Une Censure victimaire

Hier encore, des intégristes mettaient des œuvres à l’Index au nom du blasphème. Le nouveau péché, aux yeux de la gauche identitaire, s’appelle l’« appropriation culturelle ». La France résiste. L’exposition « Exhibit B » sur les « zoos humains » a bien eu lieu, mais sous protection policière. Le spectacle inspiré par le dernier livre de Charb a bien été vu, mais il faut veiller sec pour que le courage tienne. Malgré la polémique, la pièce Kanata a connu ses premières représentations sur les planches du Théâtre du Soleil, grâce à la ténacité légendaire d’Ariane Mnouchkine. L’agression contre la troupe qui voulait jouer les Suppliantes, d’Eschyle, à la Sorbonne, a fait la quasi-unanimité contre elle. Jusqu’à quand ?

Aux Etats-Unis, en Angleterre ou au Canada, la censure victimaire aurait mis à bas ces expositions et ces pièces. Même en France, elle gagne la nouvelle génération à une vitesse stupéfiante. La dérive de l’Unef n’est qu’une alerte parmi d’autres. Dans le dossier consacré aux « obsédés de la race » dans Marianne (no 1152, du 12 avril 2019), Etienne Girard a très bien décrit la « guerre des facs » qui se joue en coulisse, au sein de la sociologie notamment. Les universalistes l’ont perdue.

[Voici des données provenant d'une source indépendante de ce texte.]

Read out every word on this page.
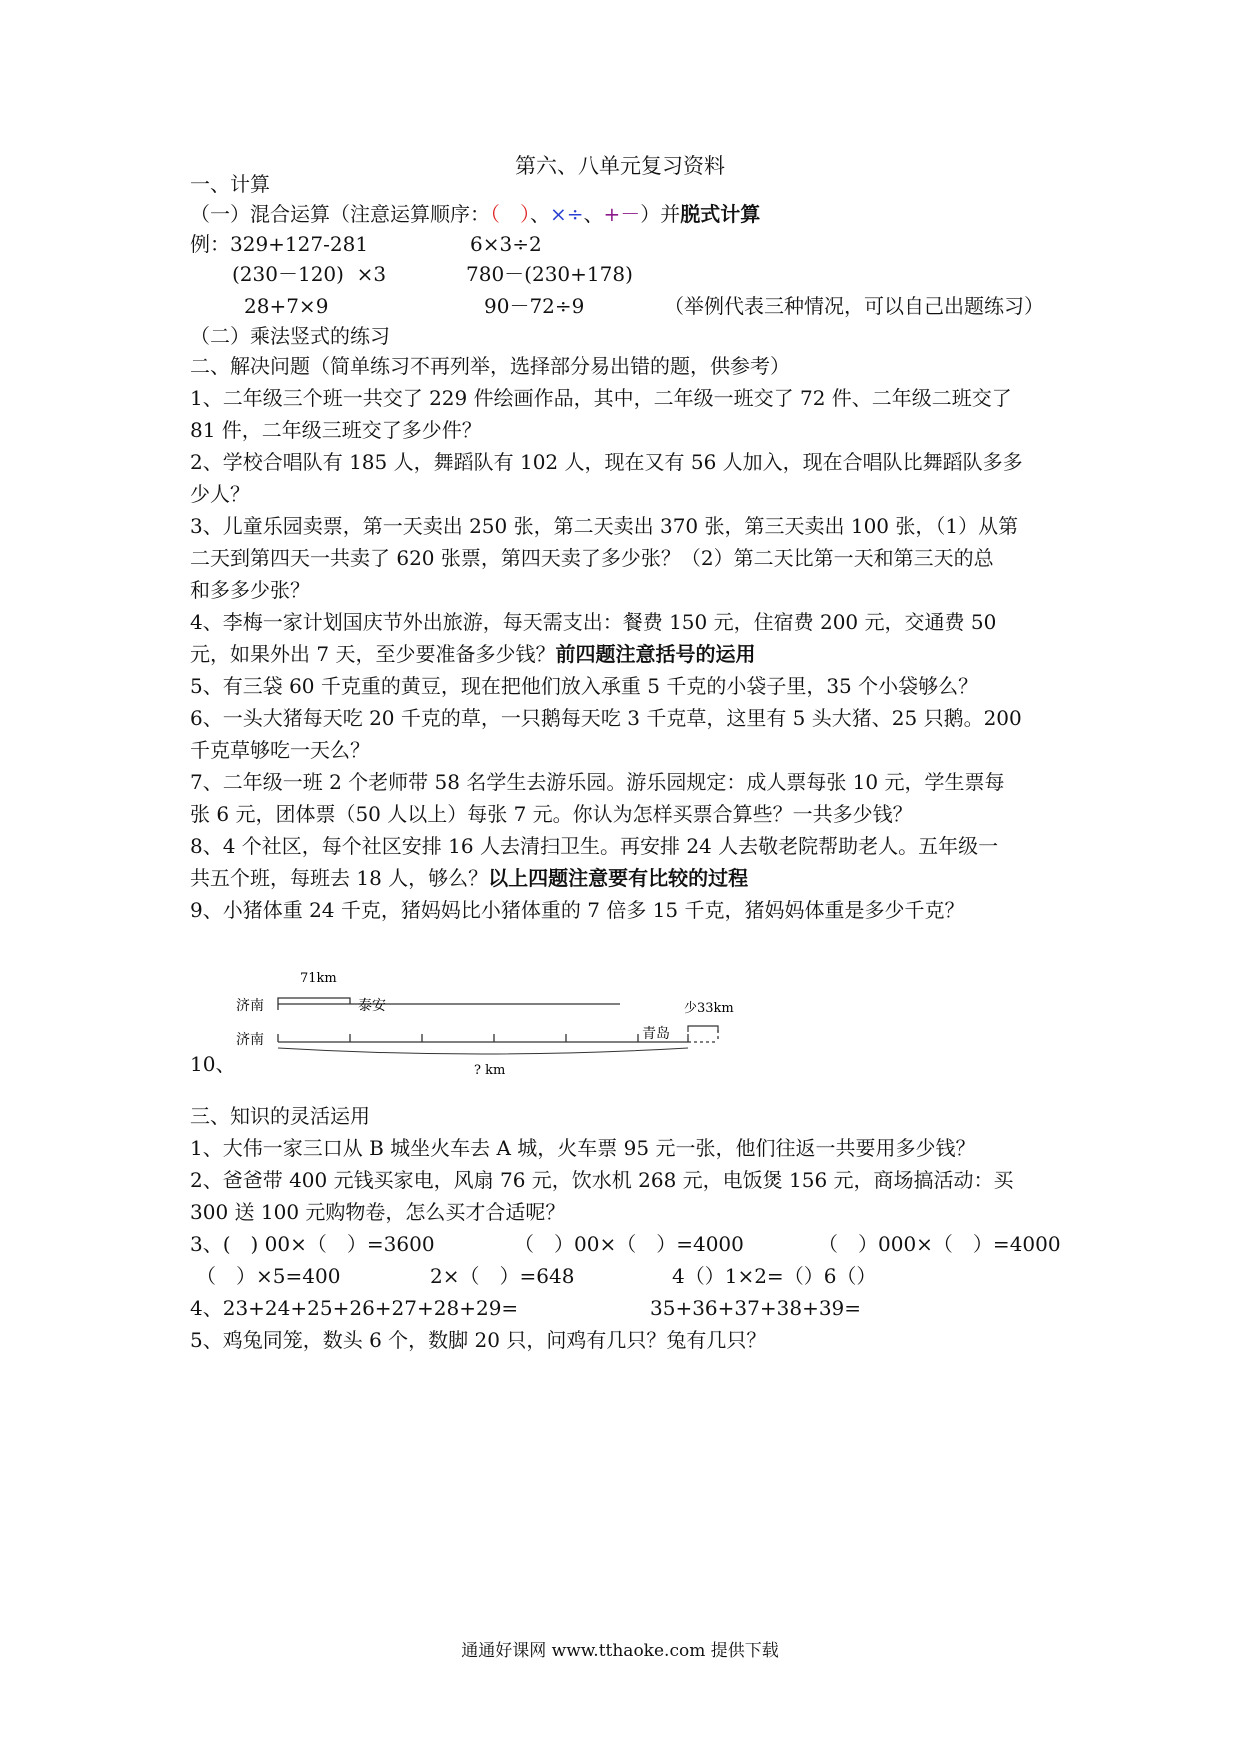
第六、八单元复习资料
一、计算
（一）混合运算（注意运算顺序：（　）、×÷、+－）并脱式计算
例： 329+127-281	6×3÷2
(230－120)  ×3	780－(230+178)
28+7×9	90－72÷9	（举例代表三种情况，可以自己出题练习）
（二）乘法竖式的练习
二、解决问题（简单练习不再列举，选择部分易出错的题，供参考）
1、二年级三个班一共交了 229 件绘画作品，其中，二年级一班交了 72 件、二年级二班交了
81 件，二年级三班交了多少件？
2、学校合唱队有 185 人，舞蹈队有 102 人，现在又有 56 人加入，现在合唱队比舞蹈队多多
少人？
3、儿童乐园卖票，第一天卖出 250 张，第二天卖出 370 张，第三天卖出 100 张，（1）从第
二天到第四天一共卖了 620 张票，第四天卖了多少张？（2）第二天比第一天和第三天的总
和多多少张？
4、李梅一家计划国庆节外出旅游，每天需支出：餐费 150 元，住宿费 200 元，交通费 50
元，如果外出 7 天，至少要准备多少钱？前四题注意括号的运用
5、有三袋 60 千克重的黄豆，现在把他们放入承重 5 千克的小袋子里，35 个小袋够么？
6、一头大猪每天吃 20 千克的草，一只鹅每天吃 3 千克草，这里有 5 头大猪、25 只鹅。200
千克草够吃一天么？
7、二年级一班 2 个老师带 58 名学生去游乐园。游乐园规定：成人票每张 10 元，学生票每
张 6 元，团体票（50 人以上）每张 7 元。你认为怎样买票合算些？一共多少钱？
8、4 个社区，每个社区安排 16 人去清扫卫生。再安排 24 人去敬老院帮助老人。五年级一
共五个班，每班去 18 人，够么？以上四题注意要有比较的过程
9、小猪体重 24 千克，猪妈妈比小猪体重的 7 倍多 15 千克，猪妈妈体重是多少千克？
71km
济南	泰安
济南	青岛
少33km
? km
10、
三、知识的灵活运用
1、大伟一家三口从 B 城坐火车去 A 城，火车票 95 元一张，他们往返一共要用多少钱？
2、爸爸带 400 元钱买家电，风扇 76 元，饮水机 268 元，电饭煲 156 元，商场搞活动：买
300 送 100 元购物卷，怎么买才合适呢？
3、(　) 00×（　）=3600	（　）00×（　）=4000	（　）000×（　）=4000
（　）×5=400	2×（　）=648	4（）1×2=（）6（）
4、23+24+25+26+27+28+29=	35+36+37+38+39=
5、鸡兔同笼，数头 6 个，数脚 20 只，问鸡有几只？兔有几只？
通通好课网 www.tthaoke.com 提供下载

A l’Ehess, à Paris-VIII, à l’Ecole normale supérieure, la norme est désormais d’appartenir à cette gauche identitaire, anti-Charlie, fan des indigènes de la République, férue de ségrégation entre « racisés » et « non-racisés », de procès d’intention en « islamophobie » et de mises à l’index en « appropriation culturelle ». Chez eux, la « lutte des races » a remplacé la lutte des classes. L’ennemi bourgeois s’appelle l’universalisme laïque, jugé raciste. Soumis à l’impérialisme culturel, ils importent des concepts anglo-saxons simplistes et grossiers. Un politiquement correct excessif qui n’est pas loin d’expliquer, par retour de bâton, le succès d’un Donald Trump. Ce qui nous pend au nez. Dans la Dictature des identités, Laurent Dubreuil décrit parfaitement cette dérive de la « politique de l’identité » *, ses dégâts sur la gauche et les campus. Les études de genre, les études décoloniales, m’ont fait rêver il y a quelques années. Depuis, ces cursus ont tourné au ghetto culturel. Pas tous. Certains continuent de forger un esprit critique permettant de déconstruire les processus de domination de façon universelle. D’autres se sont enfermés dans ces catégories qu’ils devaient dénoncer, par goût de l’entre-soi et de l’« authenticité », au point de refuser le mélange et le débat intellectuel.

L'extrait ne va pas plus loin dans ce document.